To produce well-densified, wollastonite-based glass-ceramics with smooth appearance, it was suggested the content of fluoride should be limited in 2 wt.%. The influences of CaF₂ on the sintering and crystallization behavior can be drawn as follows:

(1)

As the amount of CaF₂ increased, both the onset crystallization temperature T_x and temperature of maximum shrinkage T_ms for glass-ceramics decreased. The depolymerization effect of fluoride led to the enhancement in crystallization. The accompanying grain boundary creation and coarsening reduced the shrinkage rate and resulted in uneven appearance.

(2)

At high temperature, the dominant liquid sintering brought severe shrinkage and a smooth appearance for the product.
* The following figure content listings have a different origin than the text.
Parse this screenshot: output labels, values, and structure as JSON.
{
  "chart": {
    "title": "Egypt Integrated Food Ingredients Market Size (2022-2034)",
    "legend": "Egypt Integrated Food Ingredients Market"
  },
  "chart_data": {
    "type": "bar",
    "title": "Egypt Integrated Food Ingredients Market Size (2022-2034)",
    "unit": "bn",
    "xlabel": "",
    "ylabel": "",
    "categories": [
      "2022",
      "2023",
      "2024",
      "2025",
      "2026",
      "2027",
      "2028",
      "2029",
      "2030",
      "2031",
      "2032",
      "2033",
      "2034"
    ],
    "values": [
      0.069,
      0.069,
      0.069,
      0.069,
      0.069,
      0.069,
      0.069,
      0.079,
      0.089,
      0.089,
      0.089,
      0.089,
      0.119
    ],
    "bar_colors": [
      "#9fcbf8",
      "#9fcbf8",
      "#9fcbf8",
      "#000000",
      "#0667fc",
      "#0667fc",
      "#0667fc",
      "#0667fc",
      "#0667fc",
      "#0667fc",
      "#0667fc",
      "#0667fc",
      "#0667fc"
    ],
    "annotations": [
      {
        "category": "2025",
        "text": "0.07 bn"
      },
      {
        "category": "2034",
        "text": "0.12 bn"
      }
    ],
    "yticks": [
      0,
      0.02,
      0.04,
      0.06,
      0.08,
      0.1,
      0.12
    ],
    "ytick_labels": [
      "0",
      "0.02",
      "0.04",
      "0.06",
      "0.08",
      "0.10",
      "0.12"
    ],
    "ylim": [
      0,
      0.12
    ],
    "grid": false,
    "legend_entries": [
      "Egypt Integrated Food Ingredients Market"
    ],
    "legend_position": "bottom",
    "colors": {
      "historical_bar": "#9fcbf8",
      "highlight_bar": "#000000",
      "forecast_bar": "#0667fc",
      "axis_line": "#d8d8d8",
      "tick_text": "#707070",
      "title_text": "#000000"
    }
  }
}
Accordingly, the precipitation amount of wollastonite decreased with the increment of CaF₂, due to its characteristic fluxing effect. The dense sintering temperature range (ΔT₂ = T_hb − T_d) was inversely related to the fluoride content, implying that high CaF₂ addition was detrimental to final properties of product.

In this regard, the evaluations of sintering and crystallization kinetics will be implemented with mathematical models in future work. More microstructural information, such as grain coarsening and pore development, will be of great use for a better understanding of the concurrent sintering-crystallization behavior.